Изменить размер шрифта - +
С железным лязгом двери тут же плотно захлопнулись, и я ехидно помахал «серенькому» с платформы. Специально, чтобы мой «попутчик» думал, что я скрыл свой настоящий маршрут.

Я же без проблем втиснулся в следующую, подошедшую довольно скоро электричку и доехал до милого Краскова. Все получилось, как я и ожидал. Я спустился с платформы совершенно один: меня больше не сопровождали.

Выйдя к дороге, я сразу остановил машину и попросил довезти меня до «Звездочки». Вообще-то идти было приятно и недалеко, но, как и год назад, я сознательно не хотел видеть, какой стала наша красковская дорога за эти годы.

Правда, зеленый забор «Звездочки» внешне остался почти таким же, лишь на воротах красовалась выпуклая надпись: «Реабилитационный центр «Звездочка».

После прошлогоднего праздника открытия для меня не были неожиданными перемены внутри. Прежние деревянные дачные домики, где мы с семьями проводили лето, подремонтировали и утеплили. Одни остались прежними, жилыми, другие переоборудовали под учебные классы, чтобы находившиеся в Центре дети не отставали в учебе. Другие, непохожие на нас дети выбегали в этот момент из тесных классов, спешили в главный корпус на Большой аллее, где мы словно еще вчера гоняли на велосипедах и преследовали вечерами жуков-оленей, крупных и твердокожих, как тараканищи из моей московской квартиры на улице Серафимовича. А за главным корпусом прятался в общем мало изменившийся дом коменданта, стояли клетки с кроликами, зеленели клумбы и грядки, а вдоль забора рос все такой же густой яблоневый сад, на который мы набегали каждое лето.

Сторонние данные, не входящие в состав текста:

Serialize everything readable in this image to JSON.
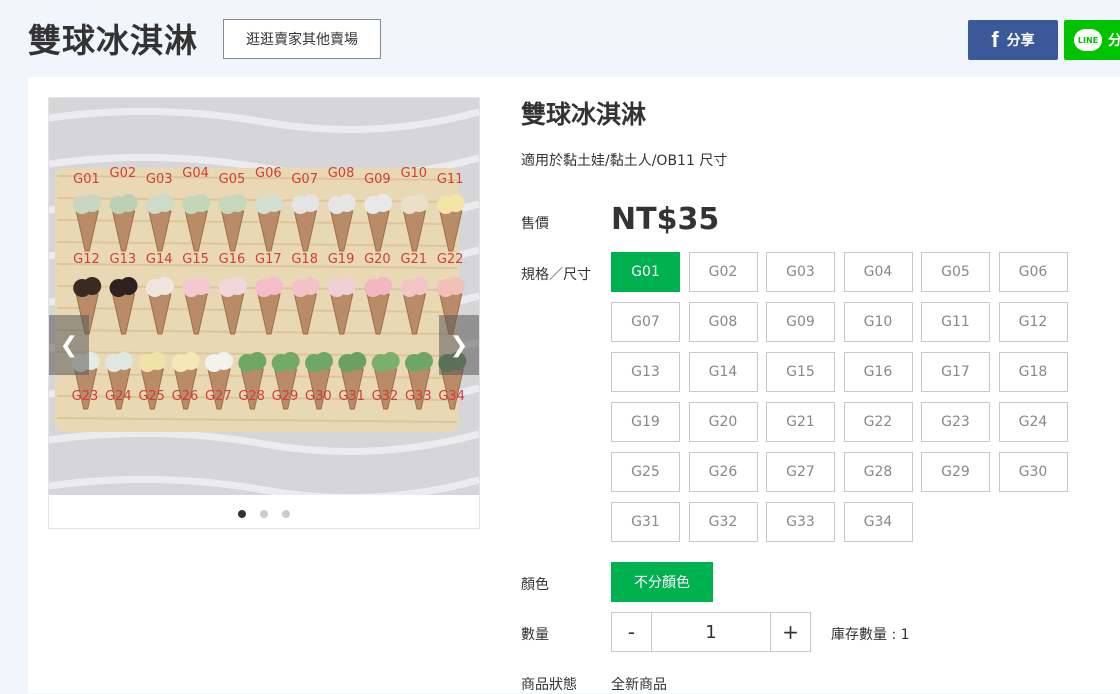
{
  "header": {
    "store_title": "雙球冰淇淋",
    "browse_label": "逛逛賣家其他賣場",
    "share_fb_label": "分享",
    "share_line_label": "分",
    "line_logo_text": "LINE",
    "fb_logo_text": "f"
  },
  "gallery": {
    "prev_icon": "chevron-left",
    "next_icon": "chevron-right",
    "dot_count": 3,
    "active_dot": 1,
    "photo_labels_row1": [
      "G01",
      "G02",
      "G03",
      "G04",
      "G05",
      "G06",
      "G07",
      "G08",
      "G09",
      "G10",
      "G11"
    ],
    "photo_labels_row2": [
      "G12",
      "G13",
      "G14",
      "G15",
      "G16",
      "G17",
      "G18",
      "G19",
      "G20",
      "G21",
      "G22"
    ],
    "photo_labels_row3": [
      "G23",
      "G24",
      "G25",
      "G26",
      "G27",
      "G28",
      "G29",
      "G30",
      "G31",
      "G32",
      "G33",
      "G34"
    ]
  },
  "product": {
    "title": "雙球冰淇淋",
    "description": "適用於黏土娃/黏土人/OB11 尺寸",
    "price_label": "售價",
    "price": "NT$35",
    "spec_label": "規格／尺寸",
    "specs": [
      "G01",
      "G02",
      "G03",
      "G04",
      "G05",
      "G06",
      "G07",
      "G08",
      "G09",
      "G10",
      "G11",
      "G12",
      "G13",
      "G14",
      "G15",
      "G16",
      "G17",
      "G18",
      "G19",
      "G20",
      "G21",
      "G22",
      "G23",
      "G24",
      "G25",
      "G26",
      "G27",
      "G28",
      "G29",
      "G30",
      "G31",
      "G32",
      "G33",
      "G34"
    ],
    "selected_spec": "G01",
    "color_label": "顏色",
    "color_option": "不分顏色",
    "qty_label": "數量",
    "qty_minus": "-",
    "qty_value": "1",
    "qty_plus": "+",
    "stock_text": "庫存數量 : 1",
    "status_label": "商品狀態",
    "status_value": "全新商品"
  },
  "colors": {
    "green": "#00b14f",
    "facebook": "#3b5998",
    "line": "#00c300"
  }
}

Я видел Веньку всего лишь в прошлом голу. Но наша встреча на открытии Центра была как будто скомкана официальной суетой. Так что я заново погружался в яркие краски клумб с золотыми шарами, в сосновый запах нового высокого крыльца, в радостную открытую улыбку Веньки Ерохина и в свою, ответную, радость от нашей встречи. Никто нас не торопил, не толпился вокруг и не мешал нам спокойно приглядываться друг к другу. Венька похудел и слегка ссутулился. В кудрявых есенинских волосах пробилась седина. И все же слово «постарел» к нему не шло. Венька был человеком «вне возраста». Если наше старшее поколение – моя мать, Майкина тетка, Венькина Валерия Васильевна, наконец, – люди своего круга – вглядывалось в жизнь враждебно и с неприятным удивлением, как в ядовитое насекомое, то Веньке с самого детства она щедро дарила радость, которую мы и делили по-братски. А теперь, с годами, она, эта радость, ушла глубоко, но никуда не делась, как будто Венька упрямо берег ее, защищал от напастей и всяческой агрессии…

Через минуту мы оба словно бы вернулись в тепло и надежность нашей дружбы – в круг нашего тайного братства.

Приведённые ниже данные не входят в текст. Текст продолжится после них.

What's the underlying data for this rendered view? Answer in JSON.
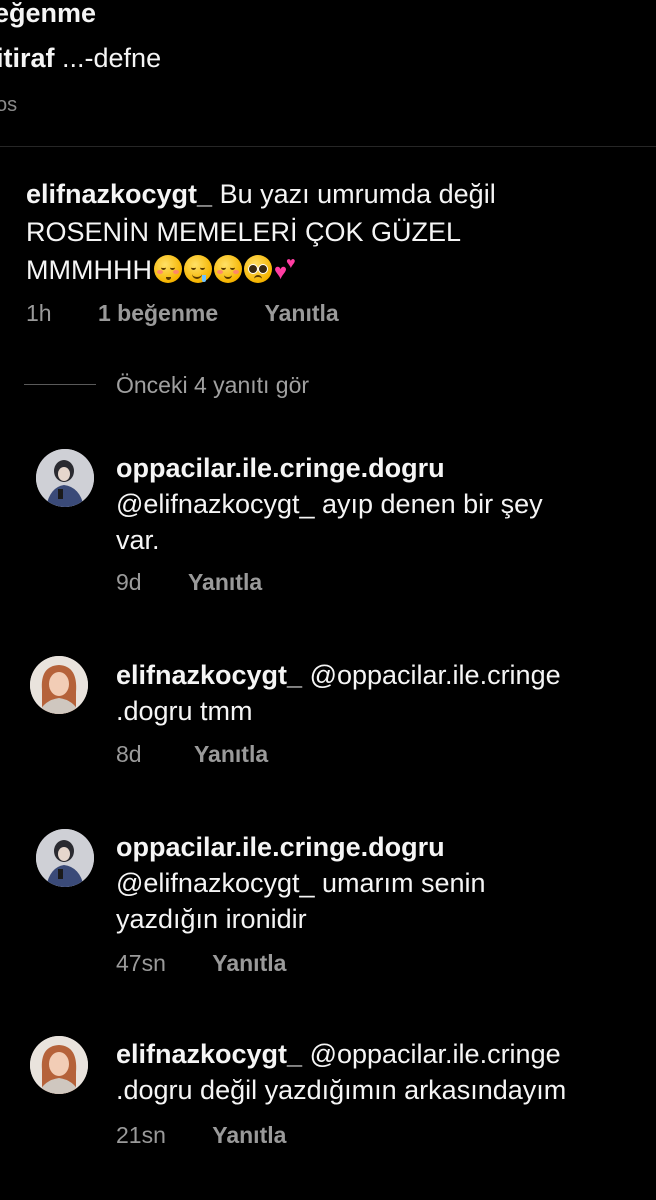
{
  "post": {
    "likes_text": "eğenme",
    "caption_user": "itiraf",
    "caption_text": " ...-defne",
    "meta_text": "os"
  },
  "comment": {
    "username": "elifnazkocygt_",
    "line1": " Bu yazı umrumda değil",
    "line2": "ROSENİN MEMELERİ ÇOK GÜZEL",
    "line3": "MMMHHH",
    "emojis": [
      "kissing-face-icon",
      "drooling-face-icon",
      "relieved-face-icon",
      "pleading-face-icon",
      "two-hearts-icon"
    ],
    "time": "1h",
    "likes": "1 beğenme",
    "reply_label": "Yanıtla"
  },
  "view_replies": "Önceki 4 yanıtı gör",
  "replies": [
    {
      "username": "oppacilar.ile.cringe.dogru",
      "text_line1": "@elifnazkocygt_ ayıp denen bir şey",
      "text_line2": "var.",
      "time": "9d",
      "reply_label": "Yanıtla"
    },
    {
      "username": "elifnazkocygt_",
      "text_line1_suffix": " @oppacilar.ile.cringe",
      "text_line2": ".dogru tmm",
      "time": "8d",
      "reply_label": "Yanıtla"
    },
    {
      "username": "oppacilar.ile.cringe.dogru",
      "text_line1": "@elifnazkocygt_ umarım senin",
      "text_line2": "yazdığın ironidir",
      "time": "47sn",
      "reply_label": "Yanıtla"
    },
    {
      "username": "elifnazkocygt_",
      "text_line1_suffix": " @oppacilar.ile.cringe",
      "text_line2": ".dogru değil yazdığımın arkasındayım",
      "time": "21sn",
      "reply_label": "Yanıtla"
    }
  ],
  "colors": {
    "background": "#000000",
    "text": "#f5f5f5",
    "meta": "#9a9a9a",
    "heart": "#ff3da2"
  }
}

– Ероха, дружище, – начал я с ходу, – объясни, пожалуйста, что это?

Венька взял из моих рук смятый тетрадный листок и ответил, не удивляясь:

– Это от Стаса, Кир!

– От Стаса? А что ты знаешь об Антонине Петровне? О Майке? О том, почему его разыскивают?

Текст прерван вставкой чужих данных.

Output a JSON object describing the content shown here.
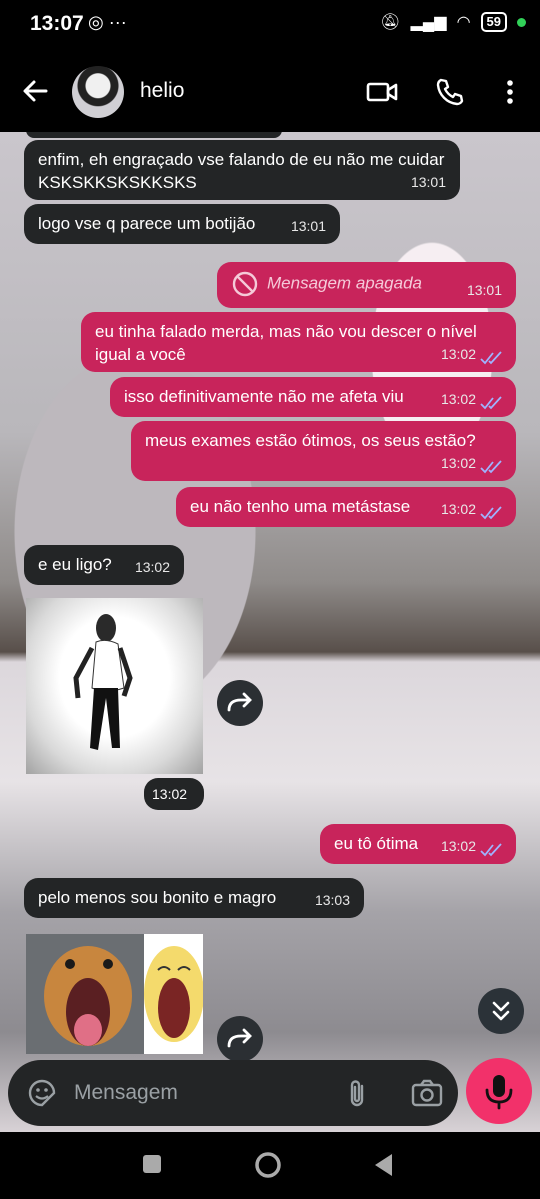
{
  "status": {
    "time": "13:07",
    "battery": "59"
  },
  "header": {
    "contact_name": "helio"
  },
  "messages": [
    {
      "dir": "in",
      "text": "enfim, eh engraçado vse falando de eu não me cuidar KSKSKKSKSKKSKS",
      "time": "13:01"
    },
    {
      "dir": "in",
      "text": "logo vse q parece um botijão",
      "time": "13:01"
    },
    {
      "dir": "out",
      "text": "Mensagem apagada",
      "time": "13:01",
      "deleted": true
    },
    {
      "dir": "out",
      "text": "eu tinha falado merda, mas não vou descer o nível igual a você",
      "time": "13:02"
    },
    {
      "dir": "out",
      "text": "isso definitivamente não me afeta viu",
      "time": "13:02"
    },
    {
      "dir": "out",
      "text": "meus exames estão ótimos, os seus estão?",
      "time": "13:02"
    },
    {
      "dir": "out",
      "text": "eu não tenho uma metástase",
      "time": "13:02"
    },
    {
      "dir": "in",
      "text": "e eu ligo?",
      "time": "13:02"
    },
    {
      "dir": "in",
      "type": "gif",
      "time": "13:02"
    },
    {
      "dir": "out",
      "text": "eu tô ótima",
      "time": "13:02"
    },
    {
      "dir": "in",
      "text": "pelo menos sou bonito e magro",
      "time": "13:03"
    },
    {
      "dir": "in",
      "type": "image"
    }
  ],
  "composer": {
    "placeholder": "Mensagem"
  },
  "colors": {
    "outgoing": "#c8245b",
    "incoming": "#232526",
    "mic": "#f2316a",
    "read_ticks": "#9fb4ff"
  }
}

– Идем в дом, – ответил Вэн, и я невольно огляделся по сторонам.

Никто не следил за нами…

Зайдя за хозяином в «большую» комнату, как мы ее называли, я убедился, что Вэну известно многое, если не все. Во-первых, на столе стыл кофе и стояла бутылка нашего любимого «Мерло». А во-вторых, за столом как ни в чем не бывало развалился наш Вайтмастэнг, Стас Долбин, как мне казалось, виновник этих самых настоящих «индейских приключений».

Стас молчал. Венька разлил вино, и я так же молча уставился на давнего кореша, который тогда, год назад, на открытии Центра, появился на «шестисотом» «мерсе» и показался мне цветущим, уверенным в себе, непререкаемым хозяином жизни.